YouGov polling on 6-7 April placed Labour and the Green Party level at 16% each, with Reform UK leading on 24% and the Conservatives on 19% 1. It is the first time in the modern history of British polling that Labour and The Greens have drawn level. A week earlier, YouGov's 29-30 March survey put The Greens one point ahead at 19% to Labour's 18%.
On the right, Reform has absorbed Conservative voters for two years. On the left, the same process is now visible: Green membership has tripled to 220,000 since Zack Polanski won the leadership in September 2025, and the party's Gorton and Denton by-election win on 26 February proved it could take Labour seats in northern England as well as the south.
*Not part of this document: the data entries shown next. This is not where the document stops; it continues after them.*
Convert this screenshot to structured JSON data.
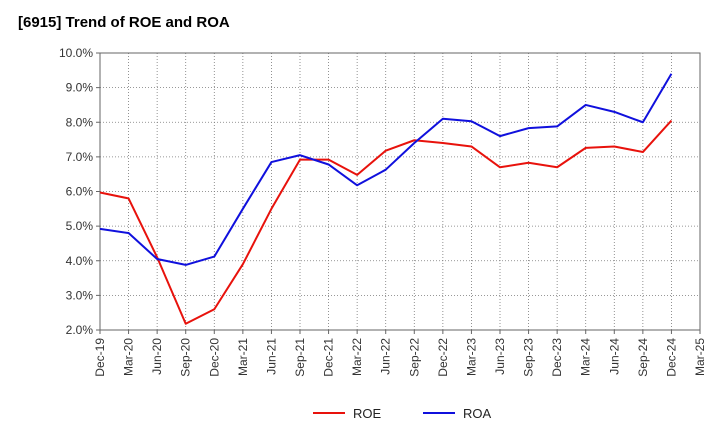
{
  "chart_data": {
    "type": "line",
    "title": "[6915]  Trend of ROE and ROA",
    "xlabel": "",
    "ylabel": "",
    "ylim": [
      2.0,
      10.0
    ],
    "y_ticks": [
      "2.0%",
      "3.0%",
      "4.0%",
      "5.0%",
      "6.0%",
      "7.0%",
      "8.0%",
      "9.0%",
      "10.0%"
    ],
    "x": [
      "Dec-19",
      "Mar-20",
      "Jun-20",
      "Sep-20",
      "Dec-20",
      "Mar-21",
      "Jun-21",
      "Sep-21",
      "Dec-21",
      "Mar-22",
      "Jun-22",
      "Sep-22",
      "Dec-22",
      "Mar-23",
      "Jun-23",
      "Sep-23",
      "Dec-23",
      "Mar-24",
      "Jun-24",
      "Sep-24",
      "Dec-24",
      "Mar-25"
    ],
    "grid": true,
    "legend_position": "bottom-center",
    "series": [
      {
        "name": "ROE",
        "color": "#e8120c",
        "values": [
          5.97,
          5.8,
          4.1,
          2.18,
          2.6,
          3.9,
          5.5,
          6.92,
          6.92,
          6.48,
          7.18,
          7.48,
          7.4,
          7.3,
          6.7,
          6.83,
          6.7,
          7.26,
          7.3,
          7.14,
          8.05,
          null
        ]
      },
      {
        "name": "ROA",
        "color": "#1010dd",
        "values": [
          4.92,
          4.8,
          4.05,
          3.88,
          4.12,
          5.5,
          6.85,
          7.05,
          6.78,
          6.18,
          6.63,
          7.4,
          8.1,
          8.03,
          7.6,
          7.83,
          7.88,
          8.5,
          8.3,
          8.0,
          9.4,
          null
        ]
      }
    ]
  }
}
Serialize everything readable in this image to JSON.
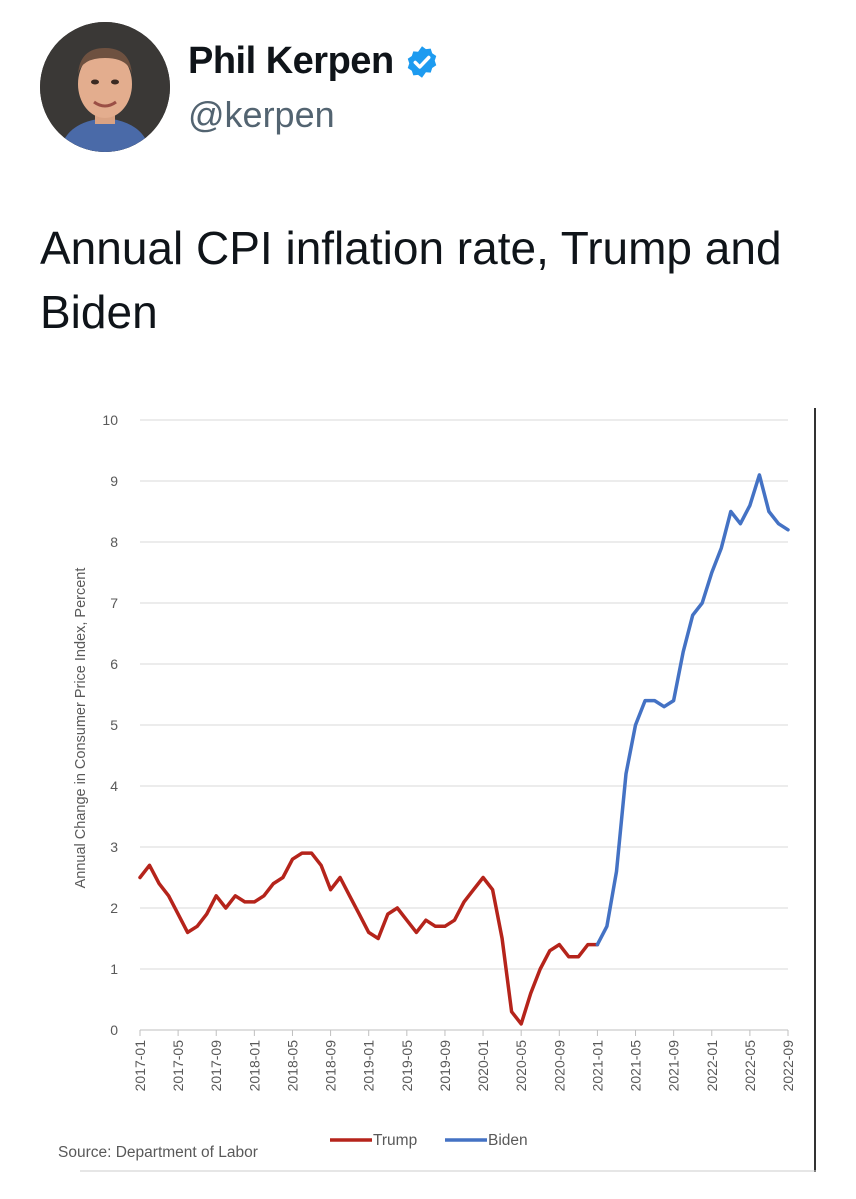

Hannah Spencer won with 40.7% of the vote; Reform came second with 10,578; Labour third with 9,364.
Labour defends council seats won in 2022 on roughly 35% national support. It now polls at 16%, a near-halving. The PollCheck weighted average is marginally kinder: 17.8% for Labour against 16.9% for The Greens 2. Either way, the two parties are competing for the same voters in the same wards. The right-of-centre split between Reform UK and the Conservatives is now mirrored on the left, and the electoral system will punish the dispersed urban Green vote far more harshly than Reform's concentrated outer-suburban base.